Lectura del santo evangelio según san Lucas (20,27-38):

En aquel tiempo, se acercaron algunos saduceos, los que dicen que no hay resurrección, y preguntaron a Jesús: “Maestro, Moisés nos dejó escrito: ‘Si a uno se le muere su hermano, dejando mujer pero sin hijos, que tome la mujer como esposa y de descendencia a su hermano. Pues bien, había siete hermanos; el primero se casó y murió sin hijos. El segundo y el tercero se casaron con ella, y así los siete, y murieron todos sin dejar hijos. Por último, también murió la mujer. Cuando llegue la resurrección, ¿de cuál de ellos será la mujer? Porque los siete la tuvieron como mujer’. Jesús les dijo: “En este mundo los hombres se casan y las mujeres toman esposo, pero los que sean juzgados dignos de tomar parte en el mundo futuro y en la resurrección de entre los muertos no se casarán ni ellas serán dadas en matrimonio.
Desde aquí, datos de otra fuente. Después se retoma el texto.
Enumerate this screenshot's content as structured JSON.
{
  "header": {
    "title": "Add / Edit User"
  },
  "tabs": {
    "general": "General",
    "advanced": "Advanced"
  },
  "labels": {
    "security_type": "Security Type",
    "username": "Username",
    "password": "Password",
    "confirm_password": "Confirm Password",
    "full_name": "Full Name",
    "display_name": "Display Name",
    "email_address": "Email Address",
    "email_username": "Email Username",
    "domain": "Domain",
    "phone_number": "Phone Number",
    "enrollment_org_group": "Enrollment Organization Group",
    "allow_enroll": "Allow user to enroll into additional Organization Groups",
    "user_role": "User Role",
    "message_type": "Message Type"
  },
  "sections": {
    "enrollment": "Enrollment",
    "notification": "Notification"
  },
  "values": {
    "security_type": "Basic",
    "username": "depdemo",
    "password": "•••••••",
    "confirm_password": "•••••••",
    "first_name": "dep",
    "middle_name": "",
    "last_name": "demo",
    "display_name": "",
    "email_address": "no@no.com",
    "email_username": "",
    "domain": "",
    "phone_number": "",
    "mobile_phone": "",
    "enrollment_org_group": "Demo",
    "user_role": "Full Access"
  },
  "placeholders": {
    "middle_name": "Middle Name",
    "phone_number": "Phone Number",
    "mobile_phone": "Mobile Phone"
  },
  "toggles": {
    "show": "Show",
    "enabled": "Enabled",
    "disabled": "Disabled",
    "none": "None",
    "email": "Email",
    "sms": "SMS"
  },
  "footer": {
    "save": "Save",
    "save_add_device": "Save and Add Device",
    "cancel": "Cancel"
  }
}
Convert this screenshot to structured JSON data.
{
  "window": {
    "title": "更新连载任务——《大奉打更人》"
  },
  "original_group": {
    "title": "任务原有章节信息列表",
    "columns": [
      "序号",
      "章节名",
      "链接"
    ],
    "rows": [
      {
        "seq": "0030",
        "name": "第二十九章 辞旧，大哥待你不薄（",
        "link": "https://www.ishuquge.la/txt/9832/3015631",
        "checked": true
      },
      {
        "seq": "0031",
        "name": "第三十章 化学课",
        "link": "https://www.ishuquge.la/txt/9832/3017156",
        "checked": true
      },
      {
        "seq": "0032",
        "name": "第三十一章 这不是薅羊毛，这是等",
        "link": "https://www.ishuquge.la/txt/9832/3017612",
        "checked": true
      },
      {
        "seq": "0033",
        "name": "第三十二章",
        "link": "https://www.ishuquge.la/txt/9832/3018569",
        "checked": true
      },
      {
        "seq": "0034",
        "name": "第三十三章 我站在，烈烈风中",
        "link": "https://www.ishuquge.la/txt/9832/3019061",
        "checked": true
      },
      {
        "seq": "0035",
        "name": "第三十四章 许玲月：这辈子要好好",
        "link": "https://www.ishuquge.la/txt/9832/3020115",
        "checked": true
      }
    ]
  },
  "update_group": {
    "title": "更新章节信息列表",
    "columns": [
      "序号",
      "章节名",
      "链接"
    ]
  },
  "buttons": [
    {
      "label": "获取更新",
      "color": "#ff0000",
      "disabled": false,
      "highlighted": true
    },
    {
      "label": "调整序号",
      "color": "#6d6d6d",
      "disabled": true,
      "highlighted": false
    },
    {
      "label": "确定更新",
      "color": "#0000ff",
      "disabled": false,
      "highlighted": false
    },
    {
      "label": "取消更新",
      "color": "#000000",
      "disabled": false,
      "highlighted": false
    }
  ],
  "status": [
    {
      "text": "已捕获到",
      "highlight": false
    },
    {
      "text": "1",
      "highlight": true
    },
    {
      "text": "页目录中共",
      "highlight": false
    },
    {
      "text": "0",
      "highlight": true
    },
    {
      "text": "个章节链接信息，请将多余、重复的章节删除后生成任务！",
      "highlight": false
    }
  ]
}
Pues ya no pueden morir, ya que son como ángeles; y son hijos de Dios, porque son hijos de la resurrección. Y que los muertos resucitan, lo indicó el mismo Moisés en el episodio de la zarza, cuando llama al Señor: “Dios de Abraham, Dios de Isaac, Dios de Jacob”. No es Dios de muertos, sino de vivos: porque para él todos están vivos”.

Ser hijos de la resurrección

Existe un texto en el libro del Génesis (Gn 6,2) que dice: “Los hijos de Dios vieron que las hijas de los hombres les venían bien y tomaron por mujer de entre ellas”.

La comprensión de esta afirmación ha tenido las más variadas interpretaciones. Una de ellas es que esta expresión proviene de tradiciones extrañas o anteriores a la religión judía, donde los dioses y los hombres pueden engendrar.

Otra forma de comprenderla, dentro de la tradición de fe judía es que aquellos que reconocen al único Dios se hicieron sus hijos, en cambio las hijas de los hombres representan a las mujeres paganas.

Particularmente en la época del regreso de la deportación en Babilonia (Esd 9,1ss) este tema fue muy importante, al grado que Esdras y Nehemías llegaron a exigir que aquellos judíos casados con mujeres paganas debían despedirlas y casarse con mujeres judías.

Una tercera posibilidad proviene del modo de expresarse en hebreo, pues muchos adjetivos se construyen usanto la expresión “hijo de…”, por ejemplo “ser humano” se dice “hijo de hombre”.

Si miramos el contexto del discurso de Jesús, el Señor está hablando de la condición de aquellos que ya murieron y sin embargo están viviendo en una condición divina, a esto correspondería la expresión “hijos de Dios”. ¿Por qué están viviendo en esta condición divina? Porque han sido dignos de la resurrección para la vida eterna, esto significaría “son hijos de la resurrección”.

Una de las afirmaciones más categóricas del cristianismo es la vida después de morir a este mundo. El modo de afirmarla depende totalmente de nuestra fe en la resurrección de Nuestro Señor Jesucristo, y a partir de este artículo de fe también afirmamos nuestra propia resurrección.

San Pablo en su carta a los corintios (1Co 15) dedica todo un capítulo a hablar sobre la resurrección de Cristo y a partir de ella de la nuestra. También afirma que la condición de los resucitados rebasa cualquier representación mundana de la vida eterna.